After a bullish overnight session, Crude oil futures in Asia extended gains in mid-morning trade on Nov. 2, as supply remained tight despite continuous disruptions in Africa and ahead of the OPEC+ meeting on Nov. 4. The ICE January Brent futures contract was up 21 cents/b (0.25 percent) at $84.92/b at 11:10 a.m. Singapore time (0310 GMT), while the NYMEX December light sweet Crude contract was up 13 cents/b (0.15 percent) at $84.18/b.
Overnight, both benchmarks had risen by 0.5 percent -1.2 percent. After disruptions in Nigeria and Libya last month, which took off at least 100,000 b/d oil supplies, OPEC output is still somewhat hampered. While some analysts have expressed concern about the rate of rise in oil prices, others have become more bullish, citing the ongoing global energy crisis and years of capacity underinvestment.
Bank of America analysts predicted that Crude prices will reach $120 per barrel by the end of June 2022, according to a report released Nov. 1. In recent weeks, ING analysts Warren Patterson and Wenyu Yao have noted an increasing backwardation in WTI time spreads, citing dangerously low inventory levels in the US storage hub Cushing, Oklahoma. According to the most recent estimates from the US Energy Information Administration, oil inventories at Cushing fell to 27.3 million barrels on Oct. 22 — the lowest level since October 2018.

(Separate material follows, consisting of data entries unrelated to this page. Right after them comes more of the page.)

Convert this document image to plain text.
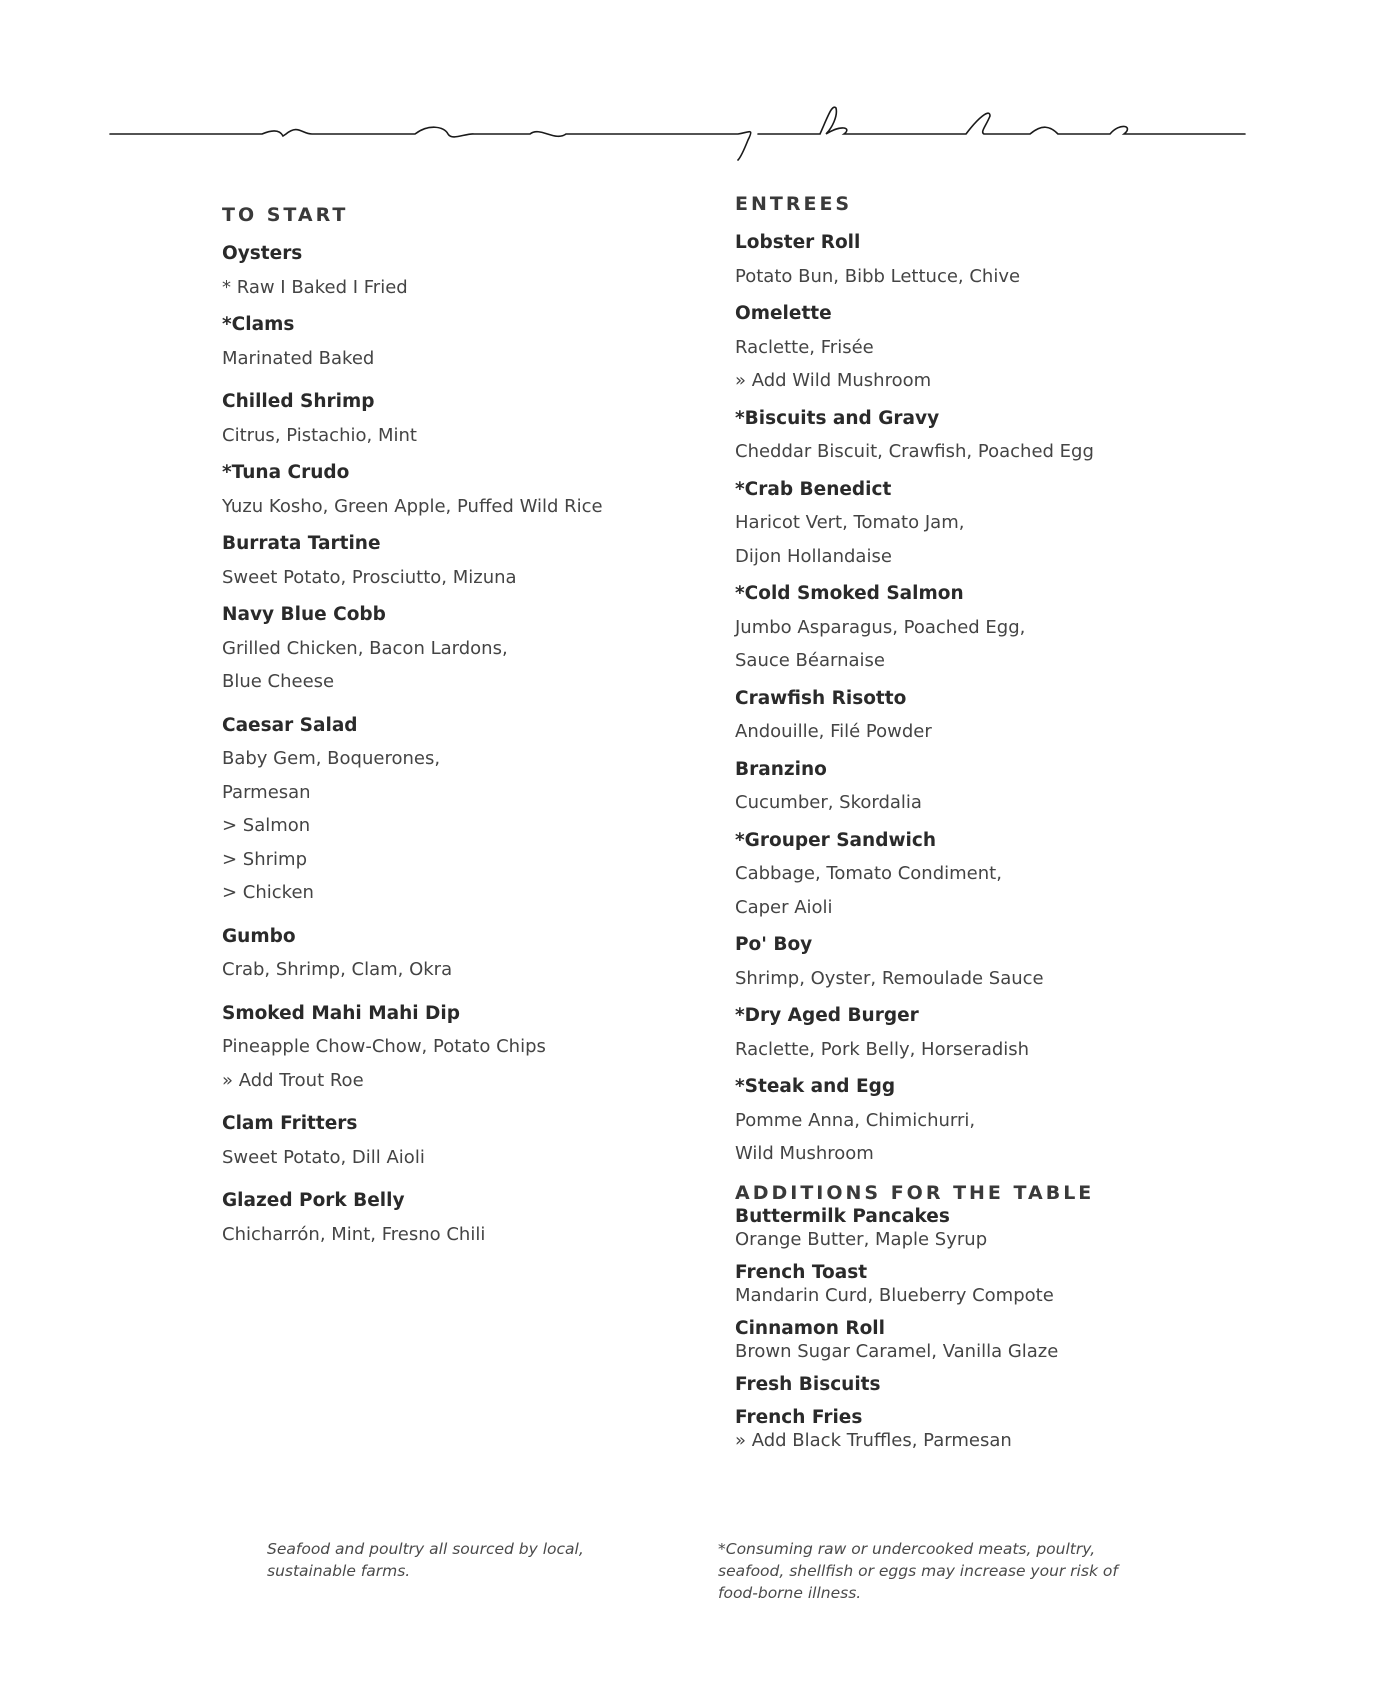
TO START
Oysters
* Raw I Baked I Fried
*Clams
Marinated Baked
Chilled Shrimp
Citrus, Pistachio, Mint
*Tuna Crudo
Yuzu Kosho, Green Apple, Puffed Wild Rice
Burrata Tartine
Sweet Potato, Prosciutto, Mizuna
Navy Blue Cobb
Grilled Chicken, Bacon Lardons,
Blue Cheese
Caesar Salad
Baby Gem, Boquerones,
Parmesan
> Salmon
> Shrimp
> Chicken
Gumbo
Crab, Shrimp, Clam, Okra
Smoked Mahi Mahi Dip
Pineapple Chow-Chow, Potato Chips
» Add Trout Roe
Clam Fritters
Sweet Potato, Dill Aioli
Glazed Pork Belly
Chicharrón, Mint, Fresno Chili
ENTREES
Lobster Roll
Potato Bun, Bibb Lettuce, Chive
Omelette
Raclette, Frisée
» Add Wild Mushroom
*Biscuits and Gravy
Cheddar Biscuit, Crawfish, Poached Egg
*Crab Benedict
Haricot Vert, Tomato Jam,
Dijon Hollandaise
*Cold Smoked Salmon
Jumbo Asparagus, Poached Egg,
Sauce Béarnaise
Crawfish Risotto
Andouille, Filé Powder
Branzino
Cucumber, Skordalia
*Grouper Sandwich
Cabbage, Tomato Condiment,
Caper Aioli
Po' Boy
Shrimp, Oyster, Remoulade Sauce
*Dry Aged Burger
Raclette, Pork Belly, Horseradish
*Steak and Egg
Pomme Anna, Chimichurri,
Wild Mushroom
ADDITIONS FOR THE TABLE
Buttermilk Pancakes
Orange Butter, Maple Syrup
French Toast
Mandarin Curd, Blueberry Compote
Cinnamon Roll
Brown Sugar Caramel, Vanilla Glaze
Fresh Biscuits
French Fries
» Add Black Truffles, Parmesan
Seafood and poultry all sourced by local,
sustainable farms.
*Consuming raw or undercooked meats, poultry,
seafood, shellfish or eggs may increase your risk of
food-borne illness.
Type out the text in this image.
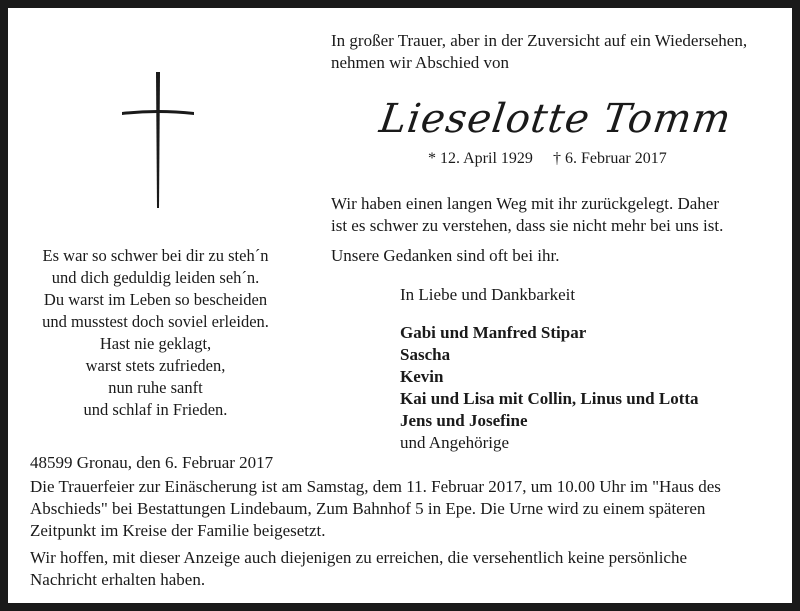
In großer Trauer, aber in der Zuversicht auf ein Wiedersehen,
nehmen wir Abschied von
Lieselotte Tomm
* 12. April 1929 † 6. Februar 2017
Wir haben einen langen Weg mit ihr zurückgelegt. Daher
ist es schwer zu verstehen, dass sie nicht mehr bei uns ist.
Unsere Gedanken sind oft bei ihr.
In Liebe und Dankbarkeit
Gabi und Manfred Stipar
Sascha
Kevin
Kai und Lisa mit Collin, Linus und Lotta
Jens und Josefine
und Angehörige
Es war so schwer bei dir zu steh´n
und dich geduldig leiden seh´n.
Du warst im Leben so bescheiden
und musstest doch soviel erleiden.
Hast nie geklagt,
warst stets zufrieden,
nun ruhe sanft
und schlaf in Frieden.
48599 Gronau, den 6. Februar 2017
Die Trauerfeier zur Einäscherung ist am Samstag, dem 11. Februar 2017, um 10.00 Uhr im "Haus des
Abschieds" bei Bestattungen Lindebaum, Zum Bahnhof 5 in Epe. Die Urne wird zu einem späteren
Zeitpunkt im Kreise der Familie beigesetzt.
Wir hoffen, mit dieser Anzeige auch diejenigen zu erreichen, die versehentlich keine persönliche
Nachricht erhalten haben.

Investors will now be watching the EIA’s inventory report this week for clues on the next price movement. S&P Global Platts polled analysts on Nov. 1 and found that they estimate total US commercial Crude stockpiles to have risen 300,000 barrels to around 431.1 million barrels in the week ending Oct. 29. The predicted increase is significantly below the roughly 3.5-million-barrel increase witnessed in the last week of October, putting stocks 6.3 percent behind the five-year average of EIA data.